TEMPO Interaktif, Jakarta - Kepala Dinas Pendidikan Taufik Yudi Mulyanto mengaku tidak berkenan menghadiri pemanggilan Komisi Nasional Perlindungan Anak (Komnas PA) terkait kasus penahanan rapor SMP Negeri 1 Cikini. Menurutnya, Komnas PA bukan Komisi Perlindungan Anak Indonesia (KPAI) yang kedudukannya setingkat dengan Komisi Negara. "Komnas PA cuma LSM. Saya tidak ada kewajiban untuk datang," ujar Taufik saat dihubungi, Ahad, 3 Juli 2011.
Taufik menerangkan, pihaknya terbuka terhadap Komnas PA untuk membahas kasus tersebut di kantornya. Jika pertemuan terealisasi, Taufik berjanji akan turut mengundang pihak komite sekolah dan Kepala Sekolah SMP Negeri 1 Cikini. "Biar semuanya jelas," katanya. Dia menilai pemanggilan dirinya tidak logis karena penahanan rapor urusan dalam sekolah. "Hubungannya ke dinas tidak secara langsung."
Sebelumnya, Ketua Komnas PA Arist Merdeka Sirait memanggil Taufik Yudi Mulyanto, Kepala Suku Dinas Pendidikan Dasar Jakarta Pusat, Zaenal Soleman, Kepala SMP Negeri 1 Cikini, Subardjo, serta Ketua Komite Sekolah SMP Negeri 1 Cikini, Adi Junaedi, pada Kamis, 30 Juni 2011, pekan lalu. Pemanggilan itu didasari temuan Komnas PA yang menilai penahanan rapor kenaikan kelas sarat pelanggaran hak anak. Namun, pemanggilan itu hingga kini tidak digubris pihak terkait.
Adi Junaedi membantah adanya penahanan terhadap 125 rapor siswa kelas VII dan VIII saat hari pengambilan. Yang benar, menurut dia, hanya sebanyak 13 rapor. "Empat rapor tidak diambil karena wali murid tidak hadir, 2 karena sakit, dan yang 7 rapor sebenarnya sudah dilihat, tapi tidak diambil," tuturnya, beberapa waktu lalu.

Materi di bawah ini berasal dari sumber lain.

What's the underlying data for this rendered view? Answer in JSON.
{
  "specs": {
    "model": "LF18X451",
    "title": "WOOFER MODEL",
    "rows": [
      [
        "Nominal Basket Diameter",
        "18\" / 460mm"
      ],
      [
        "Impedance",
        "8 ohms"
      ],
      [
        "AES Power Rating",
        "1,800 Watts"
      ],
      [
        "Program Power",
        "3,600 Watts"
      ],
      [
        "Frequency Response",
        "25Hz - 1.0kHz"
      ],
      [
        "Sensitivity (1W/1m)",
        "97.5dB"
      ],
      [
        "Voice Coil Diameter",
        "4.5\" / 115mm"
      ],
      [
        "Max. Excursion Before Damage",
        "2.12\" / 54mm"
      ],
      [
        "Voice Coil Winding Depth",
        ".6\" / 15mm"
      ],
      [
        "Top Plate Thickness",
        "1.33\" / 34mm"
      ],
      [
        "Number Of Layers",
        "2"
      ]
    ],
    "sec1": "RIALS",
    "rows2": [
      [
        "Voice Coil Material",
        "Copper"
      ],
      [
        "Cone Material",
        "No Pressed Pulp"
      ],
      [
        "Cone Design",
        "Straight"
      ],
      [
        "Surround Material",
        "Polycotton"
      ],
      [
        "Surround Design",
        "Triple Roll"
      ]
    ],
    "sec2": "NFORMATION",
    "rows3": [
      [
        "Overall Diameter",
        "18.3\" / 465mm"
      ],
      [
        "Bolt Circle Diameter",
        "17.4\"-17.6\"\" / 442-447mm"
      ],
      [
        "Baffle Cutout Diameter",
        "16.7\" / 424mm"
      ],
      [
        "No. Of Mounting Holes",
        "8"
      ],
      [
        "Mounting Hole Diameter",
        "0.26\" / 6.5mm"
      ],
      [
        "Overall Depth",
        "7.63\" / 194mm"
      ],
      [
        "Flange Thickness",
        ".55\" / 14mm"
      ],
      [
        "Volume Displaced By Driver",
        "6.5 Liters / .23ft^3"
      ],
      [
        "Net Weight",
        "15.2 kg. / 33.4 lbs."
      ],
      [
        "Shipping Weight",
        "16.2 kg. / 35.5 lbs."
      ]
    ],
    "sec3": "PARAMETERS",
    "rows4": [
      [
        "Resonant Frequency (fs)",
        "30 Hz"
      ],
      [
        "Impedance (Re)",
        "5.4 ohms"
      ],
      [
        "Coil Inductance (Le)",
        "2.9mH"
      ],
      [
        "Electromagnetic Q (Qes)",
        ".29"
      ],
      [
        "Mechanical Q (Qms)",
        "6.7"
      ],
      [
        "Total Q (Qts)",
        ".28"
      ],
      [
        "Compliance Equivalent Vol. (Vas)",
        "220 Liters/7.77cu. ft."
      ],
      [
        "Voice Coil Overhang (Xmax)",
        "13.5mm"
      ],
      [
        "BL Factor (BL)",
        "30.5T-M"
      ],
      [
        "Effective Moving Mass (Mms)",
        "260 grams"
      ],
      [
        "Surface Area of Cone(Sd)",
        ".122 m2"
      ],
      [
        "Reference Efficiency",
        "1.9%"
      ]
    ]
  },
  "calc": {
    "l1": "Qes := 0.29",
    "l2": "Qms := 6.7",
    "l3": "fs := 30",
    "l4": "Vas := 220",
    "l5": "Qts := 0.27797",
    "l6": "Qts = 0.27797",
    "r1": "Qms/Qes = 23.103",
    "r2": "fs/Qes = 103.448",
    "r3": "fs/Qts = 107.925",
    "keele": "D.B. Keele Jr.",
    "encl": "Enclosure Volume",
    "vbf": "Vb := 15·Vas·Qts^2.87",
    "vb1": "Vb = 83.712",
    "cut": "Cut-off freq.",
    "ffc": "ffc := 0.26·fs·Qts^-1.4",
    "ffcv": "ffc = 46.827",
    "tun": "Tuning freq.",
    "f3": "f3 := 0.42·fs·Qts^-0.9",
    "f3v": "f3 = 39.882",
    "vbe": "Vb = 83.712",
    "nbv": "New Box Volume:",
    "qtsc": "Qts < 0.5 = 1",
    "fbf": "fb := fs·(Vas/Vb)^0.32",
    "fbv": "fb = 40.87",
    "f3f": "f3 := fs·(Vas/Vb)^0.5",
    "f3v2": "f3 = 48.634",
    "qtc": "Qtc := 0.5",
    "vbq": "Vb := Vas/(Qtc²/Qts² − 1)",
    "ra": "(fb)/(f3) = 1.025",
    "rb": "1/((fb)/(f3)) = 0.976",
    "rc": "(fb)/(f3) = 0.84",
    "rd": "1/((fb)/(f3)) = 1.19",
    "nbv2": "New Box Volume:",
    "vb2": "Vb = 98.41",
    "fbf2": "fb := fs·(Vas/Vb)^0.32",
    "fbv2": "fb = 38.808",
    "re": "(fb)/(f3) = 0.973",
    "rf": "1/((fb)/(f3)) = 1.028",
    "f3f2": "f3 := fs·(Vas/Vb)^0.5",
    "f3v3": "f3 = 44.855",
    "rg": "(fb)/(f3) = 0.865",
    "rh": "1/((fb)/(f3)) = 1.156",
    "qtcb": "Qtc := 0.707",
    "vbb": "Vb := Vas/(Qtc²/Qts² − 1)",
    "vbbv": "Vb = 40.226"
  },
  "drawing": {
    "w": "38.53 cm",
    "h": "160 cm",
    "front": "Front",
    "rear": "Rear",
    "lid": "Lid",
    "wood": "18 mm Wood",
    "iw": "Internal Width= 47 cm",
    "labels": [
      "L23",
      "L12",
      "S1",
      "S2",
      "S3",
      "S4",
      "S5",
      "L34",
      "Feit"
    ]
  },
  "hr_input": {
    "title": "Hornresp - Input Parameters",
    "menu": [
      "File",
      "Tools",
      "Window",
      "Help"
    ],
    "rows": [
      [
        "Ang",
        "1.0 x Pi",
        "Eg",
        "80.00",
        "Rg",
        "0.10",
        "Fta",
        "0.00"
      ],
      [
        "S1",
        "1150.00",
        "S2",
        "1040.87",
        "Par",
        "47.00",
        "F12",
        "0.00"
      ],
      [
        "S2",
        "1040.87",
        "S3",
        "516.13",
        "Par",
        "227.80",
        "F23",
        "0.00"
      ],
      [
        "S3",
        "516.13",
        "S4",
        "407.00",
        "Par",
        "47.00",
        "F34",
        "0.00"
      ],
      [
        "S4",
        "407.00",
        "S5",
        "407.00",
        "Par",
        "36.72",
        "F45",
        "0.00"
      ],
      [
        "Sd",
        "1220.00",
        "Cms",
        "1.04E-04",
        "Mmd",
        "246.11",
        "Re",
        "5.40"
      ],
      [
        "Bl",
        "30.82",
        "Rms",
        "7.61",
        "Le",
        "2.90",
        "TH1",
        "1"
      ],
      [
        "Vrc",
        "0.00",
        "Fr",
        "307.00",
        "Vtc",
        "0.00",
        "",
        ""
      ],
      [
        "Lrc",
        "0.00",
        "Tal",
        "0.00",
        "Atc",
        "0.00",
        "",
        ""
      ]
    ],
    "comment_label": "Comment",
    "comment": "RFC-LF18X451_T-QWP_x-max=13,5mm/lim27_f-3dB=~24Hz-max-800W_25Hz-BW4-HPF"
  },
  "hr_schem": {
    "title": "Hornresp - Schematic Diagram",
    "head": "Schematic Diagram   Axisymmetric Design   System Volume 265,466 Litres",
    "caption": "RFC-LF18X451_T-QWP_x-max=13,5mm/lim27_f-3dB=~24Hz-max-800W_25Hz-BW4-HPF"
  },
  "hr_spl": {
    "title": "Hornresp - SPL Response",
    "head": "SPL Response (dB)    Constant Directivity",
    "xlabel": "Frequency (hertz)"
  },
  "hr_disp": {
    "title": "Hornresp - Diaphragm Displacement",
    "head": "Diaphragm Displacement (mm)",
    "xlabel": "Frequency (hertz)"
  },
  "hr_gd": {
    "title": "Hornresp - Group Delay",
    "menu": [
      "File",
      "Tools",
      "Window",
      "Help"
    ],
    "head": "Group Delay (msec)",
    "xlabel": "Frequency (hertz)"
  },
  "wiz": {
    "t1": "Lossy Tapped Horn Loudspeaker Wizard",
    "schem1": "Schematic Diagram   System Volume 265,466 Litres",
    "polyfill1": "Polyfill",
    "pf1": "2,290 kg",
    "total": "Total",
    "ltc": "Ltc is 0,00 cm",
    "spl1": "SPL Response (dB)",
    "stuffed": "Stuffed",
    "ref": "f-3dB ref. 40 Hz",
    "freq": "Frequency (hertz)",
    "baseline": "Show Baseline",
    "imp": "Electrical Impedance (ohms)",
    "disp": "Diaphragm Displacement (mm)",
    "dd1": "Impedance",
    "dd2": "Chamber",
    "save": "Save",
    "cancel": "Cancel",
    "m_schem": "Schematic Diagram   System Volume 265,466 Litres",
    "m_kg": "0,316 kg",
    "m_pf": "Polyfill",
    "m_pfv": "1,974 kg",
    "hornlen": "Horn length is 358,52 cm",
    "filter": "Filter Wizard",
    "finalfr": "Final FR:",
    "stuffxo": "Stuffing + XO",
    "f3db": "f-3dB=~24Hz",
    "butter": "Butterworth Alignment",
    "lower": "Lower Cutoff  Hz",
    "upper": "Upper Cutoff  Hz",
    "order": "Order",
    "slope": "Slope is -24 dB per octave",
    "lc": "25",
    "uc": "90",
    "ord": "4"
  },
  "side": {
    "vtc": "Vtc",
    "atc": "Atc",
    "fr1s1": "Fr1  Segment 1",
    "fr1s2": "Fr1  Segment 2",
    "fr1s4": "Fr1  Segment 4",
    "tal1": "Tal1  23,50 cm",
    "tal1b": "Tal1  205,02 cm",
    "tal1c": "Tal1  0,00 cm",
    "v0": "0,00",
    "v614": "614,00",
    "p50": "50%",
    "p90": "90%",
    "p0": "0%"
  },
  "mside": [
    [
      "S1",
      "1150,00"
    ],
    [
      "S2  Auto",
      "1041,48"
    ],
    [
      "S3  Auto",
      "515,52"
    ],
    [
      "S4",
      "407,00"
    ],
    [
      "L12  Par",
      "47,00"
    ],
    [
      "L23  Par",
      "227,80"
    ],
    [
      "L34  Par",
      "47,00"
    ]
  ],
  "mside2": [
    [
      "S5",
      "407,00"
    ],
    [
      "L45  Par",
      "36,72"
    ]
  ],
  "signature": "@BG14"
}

Enam wali murid yang mengadukan masalah penahanan rapor ke Komnas PA sepakat memidanakan kasus ini. Mereka berpendapat pihak sekolah harus diberi sanksi pidana agar kejadian serupa tidak terulang. "Kalau sanksi administrasi saja tidak cukup. Harus ada efek jera," kata Milang, salah seorang wali murid, di kantor Komnas PA beberapa waktu lalu.
Sekretaris Aliansi Orangtua Peduli Pendidikan, Jumono, amat berkeberatan pembagian rapor diharuskan barter dengan kupon. Kupon ini diperuntukan wali murid yang belum melunasi Sumbangan Peserta Didik Baru (SPDB) sebesar Rp 7 juta. "Ini ambil rapor atau sembako," kata Jumono, Ahad, 3 Juli 2011.
Dalam dokumen foto yang Tempo terima, kupon itu berbentuk kertas kecil. Jika mendapat persetujuan Komite, di kertas itu akan ditulis "acc untuk diberikan rapor". Yang bertanda tangan di kupon itu adalah Sekretaris Komite Sekolah bernama Azis. Pada Jumat pekan lalu, 125 wali murid memprotes karena rapor anak mereka ditahan. Alasan sekolah, wali murid harus melunasi dulu uang SPDB sebesar Rp 7 juta.